Year of Publication

2012

Degree Name

Master of Science (MS)

Document Type

Master's Thesis

College

Agriculture

Department

Forestry

First Advisor

Dr. Chris Barton

Abstract

Three small (< 1 ha) mountain wetlands located in eastern Kentucky, host populations of two rare orchids, the white fringeless orchid, Platanthera integrilabia, and the crested yellow orchid, Platanthera cristata. Recently, concern has arisen about the persistence of the orchids. To better understand these wetlands and determine if hydrology is affecting the orchid populations, a hydrologic characterization study was initiated in 2009. Each wetland was equipped with a well nest consisting of piezometers, tensiometers, and a shallow well with a data logging pressure transducer.

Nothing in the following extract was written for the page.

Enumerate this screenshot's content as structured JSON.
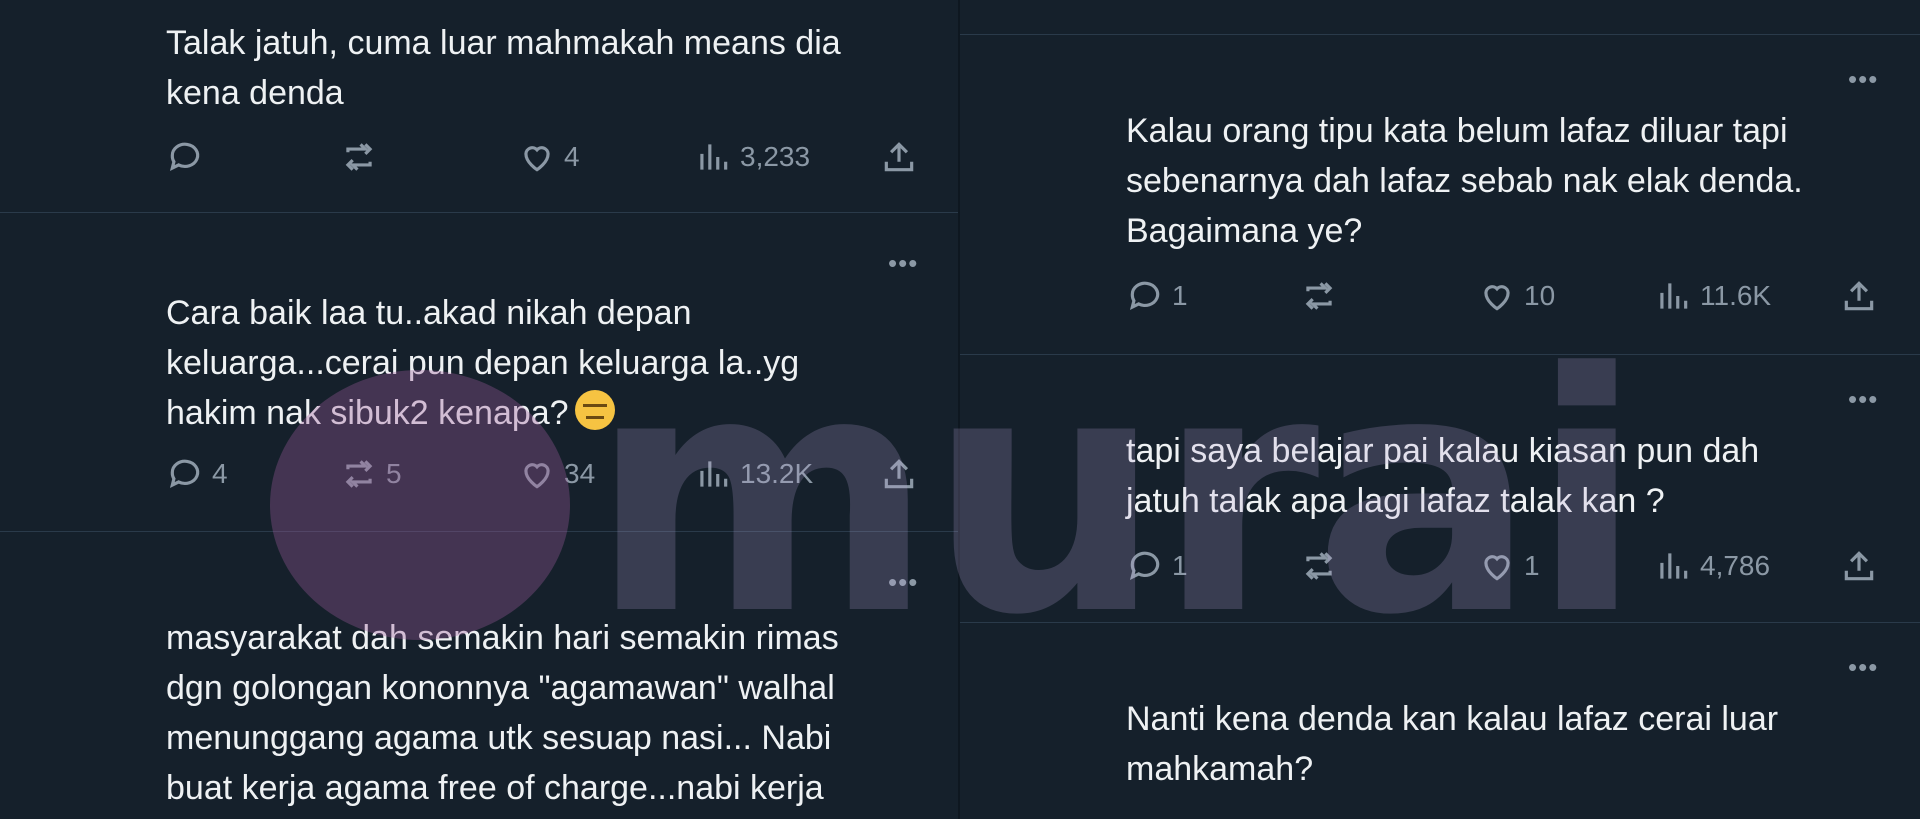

Chemistry and stable isotopes analysis (deuterium and 18O) of groundwater and precipitation were analyzed, and soil, topographic and channel cross-section surveys were conducted. Hydrology data suggest the primary source of water is precipitation and the primary output is evapotranspiration. Between 10 and 30 cm below the soil surface soil and tensiometer data revealed the presence of a weak fragipan, which likely contributes to seasonal ponding at the site. Management recommendations include thinning and construction of debris dams to increase the hydroperiod, surface area, and total potential volume of the wetlands.